Das stimmt. Der Henry ist aber einfach ein toller Dichter. Ich habe schon immer mal einen Text vertont von ihm. Auf allen CDs von mir gab es immer einen Text von Henry. Und das, was es nun gibt, ist etwas, worüber ich immer wieder nachgedacht hatte. Nämlich dass ich mal eine ganze Platte mit Texten von Henry machen werde. Die Grundidee ist wohl so ca. zwei Jahre her. Es sind da zwei Sachen zusammengekommen. Einmal dieser Wunsch, das möchte ich mal machen und irgendwann wird es mal so werden und zum anderen der Umstand, dass ich schon längere Zeit selber keine Texte mehr geschrieben habe. Ich hab zwar sehr viele Nachdichtungen gemacht in den letzten Jahren, aber keine eigenen Sachen. Das ist eine recht schwierige Geschichte. Und so dachte ich, jetzt ist der Moment gekommen, in dem ich dieses Projekt mit Henrys Texten verwirklichen kann. Ein zwei Melodien von den Titeln auf der CD gab es bereits. Den Rest habe ich wohl vor knapp zwei Jahren fertiggestellt. Dann habe ich das komplett gemacht, die Lieder zusammengestellt, so dass sie zusammenpassen. Ich wusste, wie die CD aussehen wird, wie die Lieder geordnet sind und all diese wichtigen Dinge. Ungefähr eine Woche später hat mir Henry plötzlich einen neuen Text geschickt und ich wusste, dieser Text muss auf die Platte mit drauf. Andererseits wollte ich die Konzeption nicht mehr ändern. Also ist das dann der Bonus-Track geworden.
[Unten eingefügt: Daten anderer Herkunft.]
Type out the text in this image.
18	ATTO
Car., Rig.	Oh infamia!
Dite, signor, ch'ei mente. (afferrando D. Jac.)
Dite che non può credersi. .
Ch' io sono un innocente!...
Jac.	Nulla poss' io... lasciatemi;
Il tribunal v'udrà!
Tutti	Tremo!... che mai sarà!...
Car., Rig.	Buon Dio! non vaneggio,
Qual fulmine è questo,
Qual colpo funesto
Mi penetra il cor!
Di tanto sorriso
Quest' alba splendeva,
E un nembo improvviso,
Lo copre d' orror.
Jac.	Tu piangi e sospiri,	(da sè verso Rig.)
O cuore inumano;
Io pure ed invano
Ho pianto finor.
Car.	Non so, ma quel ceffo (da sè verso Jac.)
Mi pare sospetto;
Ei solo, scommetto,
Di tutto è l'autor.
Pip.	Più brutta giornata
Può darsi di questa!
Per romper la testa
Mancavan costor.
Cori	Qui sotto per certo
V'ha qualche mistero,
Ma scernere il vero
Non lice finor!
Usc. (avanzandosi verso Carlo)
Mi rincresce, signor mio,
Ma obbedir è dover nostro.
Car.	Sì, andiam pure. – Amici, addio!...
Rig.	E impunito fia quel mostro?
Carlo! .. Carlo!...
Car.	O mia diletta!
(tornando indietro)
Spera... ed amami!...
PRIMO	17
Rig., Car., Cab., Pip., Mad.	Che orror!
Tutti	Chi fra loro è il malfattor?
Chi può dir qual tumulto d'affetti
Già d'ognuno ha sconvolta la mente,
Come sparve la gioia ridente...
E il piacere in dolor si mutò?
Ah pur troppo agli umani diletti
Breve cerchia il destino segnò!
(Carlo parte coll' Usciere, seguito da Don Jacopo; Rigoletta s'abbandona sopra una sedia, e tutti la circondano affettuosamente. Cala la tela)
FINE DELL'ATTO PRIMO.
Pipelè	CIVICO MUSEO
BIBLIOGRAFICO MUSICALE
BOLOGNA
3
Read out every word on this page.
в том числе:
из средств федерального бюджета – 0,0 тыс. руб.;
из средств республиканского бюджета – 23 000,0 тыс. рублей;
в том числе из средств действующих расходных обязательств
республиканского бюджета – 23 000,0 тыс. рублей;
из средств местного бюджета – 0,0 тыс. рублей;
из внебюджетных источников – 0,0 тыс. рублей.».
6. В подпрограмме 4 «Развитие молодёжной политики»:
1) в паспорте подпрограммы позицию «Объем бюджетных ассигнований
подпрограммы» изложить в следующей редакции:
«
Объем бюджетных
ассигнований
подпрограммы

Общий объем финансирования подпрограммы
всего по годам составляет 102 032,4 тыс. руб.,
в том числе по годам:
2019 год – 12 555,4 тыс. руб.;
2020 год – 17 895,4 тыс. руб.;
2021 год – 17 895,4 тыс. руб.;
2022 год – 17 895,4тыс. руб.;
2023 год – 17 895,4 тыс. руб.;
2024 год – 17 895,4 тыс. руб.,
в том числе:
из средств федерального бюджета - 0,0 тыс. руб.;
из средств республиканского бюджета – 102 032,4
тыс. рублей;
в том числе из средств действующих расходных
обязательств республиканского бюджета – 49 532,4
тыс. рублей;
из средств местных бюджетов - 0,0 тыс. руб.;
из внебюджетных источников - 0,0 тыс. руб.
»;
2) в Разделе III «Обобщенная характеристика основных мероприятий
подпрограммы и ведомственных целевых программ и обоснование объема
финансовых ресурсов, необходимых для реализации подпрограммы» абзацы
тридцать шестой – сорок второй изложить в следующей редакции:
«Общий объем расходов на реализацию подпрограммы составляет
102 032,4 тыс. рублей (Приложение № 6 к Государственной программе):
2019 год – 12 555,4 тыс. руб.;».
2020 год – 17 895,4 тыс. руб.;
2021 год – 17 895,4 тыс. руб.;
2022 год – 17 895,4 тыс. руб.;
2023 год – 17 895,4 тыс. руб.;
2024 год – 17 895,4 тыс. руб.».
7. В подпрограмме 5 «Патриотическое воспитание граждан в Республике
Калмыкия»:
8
Dadurch habe ich jetzt auch mal eine Platte mit einem Bonus-Track.

 

Aber ein Hidden-Song ist da nicht noch mit drauf?
Nee, nee, so was nicht. Das ist ein Lied, welches dann nach drei Minuten plötzlich losgeht, oder? Das habe ich nie richtig verstanden, was das soll. Der Bonus-Track bei mir ist einfach deshalb da, weil ich es als ein sehr wichtiges Lied empfinde. Sonst hätte ich das auch nicht gemacht.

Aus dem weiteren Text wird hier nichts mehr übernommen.